Begin a homolateral thinker means to rely primarily on your dominant brain; left or right, instead of being an integrated thinker. Optimal communication in the brain occurs when we think cross-laterally. Strongly developed neural pathways send signals on a traffic-free super highway between both hemispheres. In this ideal brain state, the neurons are firing on all cylinders.

Industry and education were built on left-brain thinking. Left- brain dominant workers make great button pushers, doctors, lawyers, accountants and scientists.

Think of a factory. The very core of the Industrial Revolution. An employee is assigned to one component. While the end result is the 'whole' his focus is only the 'part'. This is as homolateral as it gets.

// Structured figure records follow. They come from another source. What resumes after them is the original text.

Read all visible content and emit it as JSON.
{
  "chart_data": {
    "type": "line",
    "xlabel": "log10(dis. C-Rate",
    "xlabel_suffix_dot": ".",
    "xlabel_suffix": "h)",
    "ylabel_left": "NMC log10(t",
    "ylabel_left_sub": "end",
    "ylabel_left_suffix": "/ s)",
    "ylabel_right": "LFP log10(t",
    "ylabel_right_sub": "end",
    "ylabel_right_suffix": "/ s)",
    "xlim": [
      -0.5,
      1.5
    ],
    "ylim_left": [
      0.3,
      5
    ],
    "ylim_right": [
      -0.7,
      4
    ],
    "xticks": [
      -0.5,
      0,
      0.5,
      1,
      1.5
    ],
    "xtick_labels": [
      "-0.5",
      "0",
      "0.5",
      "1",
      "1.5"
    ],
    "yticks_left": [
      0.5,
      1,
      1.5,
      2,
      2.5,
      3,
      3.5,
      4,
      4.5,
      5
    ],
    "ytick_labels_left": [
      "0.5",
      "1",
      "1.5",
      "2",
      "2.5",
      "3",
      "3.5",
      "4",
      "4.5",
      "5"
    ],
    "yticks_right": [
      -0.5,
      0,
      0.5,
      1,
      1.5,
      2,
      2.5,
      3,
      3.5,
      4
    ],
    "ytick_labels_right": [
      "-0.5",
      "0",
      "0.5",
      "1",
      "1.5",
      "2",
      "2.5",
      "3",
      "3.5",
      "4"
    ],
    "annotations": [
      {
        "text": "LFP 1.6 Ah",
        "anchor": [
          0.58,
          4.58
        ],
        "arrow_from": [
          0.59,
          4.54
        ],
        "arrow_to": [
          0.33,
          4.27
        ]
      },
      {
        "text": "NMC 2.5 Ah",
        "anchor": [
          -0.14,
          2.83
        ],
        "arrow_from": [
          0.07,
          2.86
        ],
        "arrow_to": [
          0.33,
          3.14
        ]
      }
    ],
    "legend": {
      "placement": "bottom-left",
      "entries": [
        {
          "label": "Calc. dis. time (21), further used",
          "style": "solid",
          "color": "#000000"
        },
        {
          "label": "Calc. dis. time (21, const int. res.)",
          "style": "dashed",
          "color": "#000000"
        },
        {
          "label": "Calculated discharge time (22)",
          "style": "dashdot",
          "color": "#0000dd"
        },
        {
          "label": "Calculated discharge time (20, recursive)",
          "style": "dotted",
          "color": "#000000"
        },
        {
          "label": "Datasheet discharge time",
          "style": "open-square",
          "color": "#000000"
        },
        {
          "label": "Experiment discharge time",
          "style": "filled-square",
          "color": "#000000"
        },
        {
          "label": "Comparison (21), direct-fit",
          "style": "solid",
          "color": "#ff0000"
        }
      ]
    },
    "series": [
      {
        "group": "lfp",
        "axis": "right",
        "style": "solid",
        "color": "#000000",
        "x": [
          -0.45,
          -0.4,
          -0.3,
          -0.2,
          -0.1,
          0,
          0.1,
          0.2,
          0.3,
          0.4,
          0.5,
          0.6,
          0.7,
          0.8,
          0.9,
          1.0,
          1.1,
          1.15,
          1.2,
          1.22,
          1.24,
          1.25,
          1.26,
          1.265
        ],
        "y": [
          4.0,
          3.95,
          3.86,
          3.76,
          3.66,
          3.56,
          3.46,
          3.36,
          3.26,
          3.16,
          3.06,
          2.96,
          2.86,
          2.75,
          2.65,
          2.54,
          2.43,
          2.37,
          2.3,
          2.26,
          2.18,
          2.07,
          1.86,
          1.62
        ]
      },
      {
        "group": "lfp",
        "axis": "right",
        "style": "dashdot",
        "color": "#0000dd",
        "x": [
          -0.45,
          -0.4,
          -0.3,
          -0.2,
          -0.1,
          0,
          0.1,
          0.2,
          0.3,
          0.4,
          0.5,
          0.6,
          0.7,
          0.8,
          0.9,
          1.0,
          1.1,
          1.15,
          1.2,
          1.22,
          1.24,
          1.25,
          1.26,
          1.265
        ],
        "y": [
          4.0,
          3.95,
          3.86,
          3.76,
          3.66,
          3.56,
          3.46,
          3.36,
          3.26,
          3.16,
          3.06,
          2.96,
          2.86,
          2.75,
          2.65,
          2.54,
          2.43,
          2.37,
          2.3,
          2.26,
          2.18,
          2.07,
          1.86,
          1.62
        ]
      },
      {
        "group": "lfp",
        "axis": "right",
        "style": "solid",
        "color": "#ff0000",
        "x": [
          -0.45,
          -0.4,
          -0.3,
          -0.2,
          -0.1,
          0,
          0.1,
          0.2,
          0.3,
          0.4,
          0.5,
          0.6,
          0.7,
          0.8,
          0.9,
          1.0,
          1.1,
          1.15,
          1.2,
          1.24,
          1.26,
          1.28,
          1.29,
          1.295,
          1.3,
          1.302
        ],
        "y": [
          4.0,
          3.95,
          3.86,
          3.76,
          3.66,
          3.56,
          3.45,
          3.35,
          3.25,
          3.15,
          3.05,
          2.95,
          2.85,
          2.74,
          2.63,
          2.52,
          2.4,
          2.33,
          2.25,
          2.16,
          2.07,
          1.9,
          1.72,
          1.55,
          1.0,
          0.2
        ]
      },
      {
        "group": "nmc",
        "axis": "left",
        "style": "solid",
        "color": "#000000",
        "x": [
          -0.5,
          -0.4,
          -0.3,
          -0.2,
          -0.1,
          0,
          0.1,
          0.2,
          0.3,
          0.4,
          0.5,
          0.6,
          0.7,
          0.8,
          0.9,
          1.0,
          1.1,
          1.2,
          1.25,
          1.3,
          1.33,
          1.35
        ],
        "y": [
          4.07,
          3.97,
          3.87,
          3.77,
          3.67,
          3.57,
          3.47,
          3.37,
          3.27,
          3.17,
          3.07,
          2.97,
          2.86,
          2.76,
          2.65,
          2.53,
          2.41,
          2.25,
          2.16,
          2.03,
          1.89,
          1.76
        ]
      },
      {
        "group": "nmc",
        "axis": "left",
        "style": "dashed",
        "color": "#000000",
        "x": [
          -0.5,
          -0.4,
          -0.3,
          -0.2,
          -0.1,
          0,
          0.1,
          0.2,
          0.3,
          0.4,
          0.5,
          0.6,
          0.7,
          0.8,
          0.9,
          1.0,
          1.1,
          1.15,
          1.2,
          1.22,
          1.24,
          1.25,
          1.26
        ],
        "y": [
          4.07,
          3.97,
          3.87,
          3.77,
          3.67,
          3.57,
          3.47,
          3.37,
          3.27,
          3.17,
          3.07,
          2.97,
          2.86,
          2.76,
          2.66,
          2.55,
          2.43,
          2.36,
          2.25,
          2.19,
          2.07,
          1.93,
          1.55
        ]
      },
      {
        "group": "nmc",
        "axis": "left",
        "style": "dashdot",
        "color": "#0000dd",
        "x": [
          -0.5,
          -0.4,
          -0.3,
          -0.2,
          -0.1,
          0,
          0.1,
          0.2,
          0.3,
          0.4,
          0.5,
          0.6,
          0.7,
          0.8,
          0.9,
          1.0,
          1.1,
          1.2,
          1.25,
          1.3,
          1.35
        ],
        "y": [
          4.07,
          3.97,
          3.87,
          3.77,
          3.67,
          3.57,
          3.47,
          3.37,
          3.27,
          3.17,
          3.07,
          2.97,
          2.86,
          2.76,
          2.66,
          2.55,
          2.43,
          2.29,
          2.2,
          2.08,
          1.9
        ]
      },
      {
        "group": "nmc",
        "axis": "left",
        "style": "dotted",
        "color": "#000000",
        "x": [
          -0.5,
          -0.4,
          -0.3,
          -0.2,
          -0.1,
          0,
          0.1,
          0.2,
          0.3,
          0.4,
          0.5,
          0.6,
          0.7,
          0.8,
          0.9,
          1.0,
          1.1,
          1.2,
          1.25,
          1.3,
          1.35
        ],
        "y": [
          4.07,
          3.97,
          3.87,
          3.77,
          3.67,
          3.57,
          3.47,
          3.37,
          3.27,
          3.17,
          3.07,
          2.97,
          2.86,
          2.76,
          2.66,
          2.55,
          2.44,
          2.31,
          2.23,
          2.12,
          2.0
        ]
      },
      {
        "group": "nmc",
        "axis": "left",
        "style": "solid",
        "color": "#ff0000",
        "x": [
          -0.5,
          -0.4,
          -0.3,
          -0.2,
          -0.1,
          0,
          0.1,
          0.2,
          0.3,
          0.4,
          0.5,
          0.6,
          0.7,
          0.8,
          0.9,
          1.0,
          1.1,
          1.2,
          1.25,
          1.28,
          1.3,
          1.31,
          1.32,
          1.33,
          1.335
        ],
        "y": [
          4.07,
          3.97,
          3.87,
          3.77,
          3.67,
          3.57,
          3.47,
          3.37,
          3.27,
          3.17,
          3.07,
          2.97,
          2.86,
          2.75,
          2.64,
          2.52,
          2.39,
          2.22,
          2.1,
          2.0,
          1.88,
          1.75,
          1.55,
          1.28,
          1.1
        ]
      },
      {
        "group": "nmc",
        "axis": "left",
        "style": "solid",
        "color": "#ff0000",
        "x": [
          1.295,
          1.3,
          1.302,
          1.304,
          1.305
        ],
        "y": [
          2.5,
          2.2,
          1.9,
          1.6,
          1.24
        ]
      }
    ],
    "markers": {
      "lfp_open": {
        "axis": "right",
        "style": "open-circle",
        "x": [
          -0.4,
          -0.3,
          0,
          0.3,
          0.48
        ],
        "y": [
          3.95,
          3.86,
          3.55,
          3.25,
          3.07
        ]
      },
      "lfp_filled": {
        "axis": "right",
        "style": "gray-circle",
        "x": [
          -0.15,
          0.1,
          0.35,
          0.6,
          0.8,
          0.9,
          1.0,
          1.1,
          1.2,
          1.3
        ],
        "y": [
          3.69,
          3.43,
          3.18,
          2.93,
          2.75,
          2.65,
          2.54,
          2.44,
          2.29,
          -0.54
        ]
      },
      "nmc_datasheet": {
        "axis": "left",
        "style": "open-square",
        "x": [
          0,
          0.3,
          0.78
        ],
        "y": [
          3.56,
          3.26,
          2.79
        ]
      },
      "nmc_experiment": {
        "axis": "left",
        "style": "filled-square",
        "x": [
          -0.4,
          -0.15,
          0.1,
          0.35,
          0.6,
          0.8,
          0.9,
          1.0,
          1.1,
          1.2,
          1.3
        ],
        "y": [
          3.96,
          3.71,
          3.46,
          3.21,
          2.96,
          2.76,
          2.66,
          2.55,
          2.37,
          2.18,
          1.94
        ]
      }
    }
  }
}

Educational curriculum has always favored left brain thinking. If you were a left-brain dominant student you likely sailed through school while the right-brain schleps were getting a beating with their report cards.

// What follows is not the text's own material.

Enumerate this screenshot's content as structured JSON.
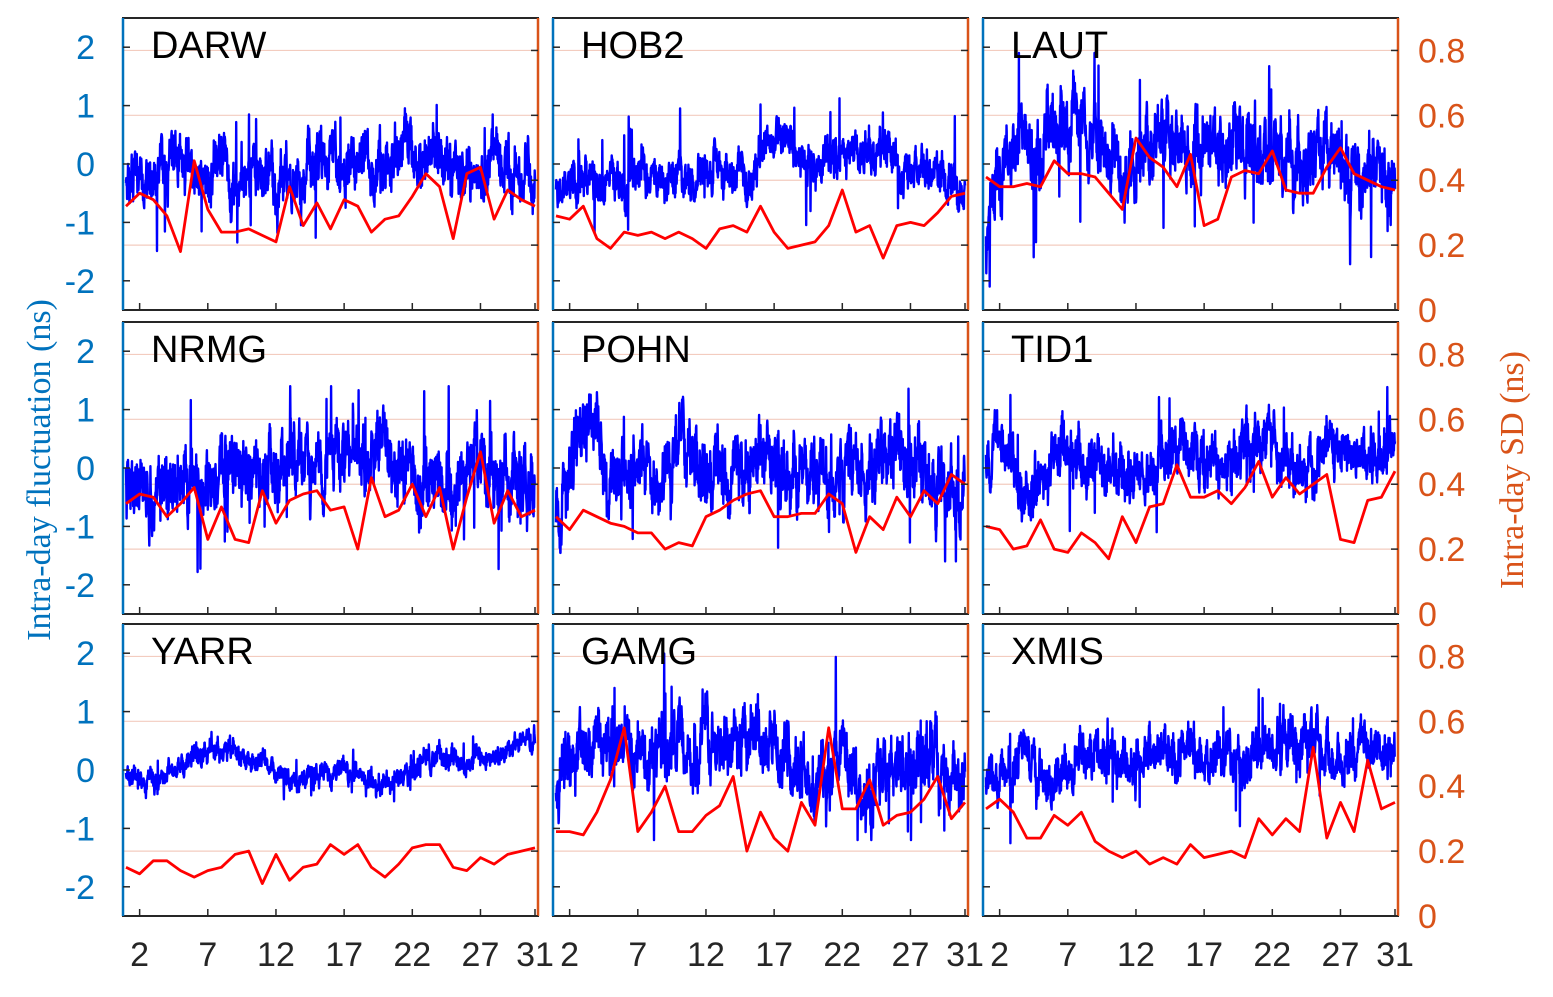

School systems are still designed with this antiquated learning model, however, the world is busily heading in a completely different direction. Left-brain dominant thinkers will see their $75,000 a year analytical jobs jacked by $28,000 Indian cubicle workers or worse, a $50 piece of software.

The new currency is in content development and content development requires integrated thinking. A balance between the analytical left and the creative right.

Take writing, as an example. No longer is it good enough to write a book and leave the success of selling it to the publisher.

A writer must be proficient with the computer, be a marketer, a business person, an accountant, a script writer, a speaker, a manager, a blogger, a travel agent, and a networker. Write fiction, non-fiction, promotional materials, be a mini film-maker, and synthesize the most brilliant ideas into a one sentence log line.

Why do most people rely on their dominant brain to begin with? Stress. Stress and trauma create a homolateral state. When we limp along at half speed, we are not tapped in to all of our talents. We get stuck.

Being stuck in one dominant brain state is like having a hippo on your head.

You can build integrated brain power with a few easy exercises:

  1. Stand straight and lift up your left arm and left knee simultaneously as high as you comfortably can. Alternate between right and left sides for 10 reps. This is a homolateral state. It takes one-sided thinking to accomplish this. Think Frankenstein. He was the ultimate homolateral.

  2. Stand straight and lift your left knee while crossing your right arm to touch the top of your knee with your right hand. Alternate between left and right sides for 10 reps. This requires cross-lateral thinking. Think of the shape of a X.

  3. Now go back and forth between the two exercises for 10 reps. Always finish cross laterally. People who are stuck in one dominant state will find this exercise very difficult. Children with learning disabilities find it nearly impossible.

  4. Draw a line down the center of a page. Make a figure eight shape with a loop on equal sides of the paper. Trace the shape 10 or 20 times.

  5. Hold out a pen with your dominant hand straight in front of your mid-line. Moving from one side to the other, create a figure-eight shape and allow your eyes to track the movement.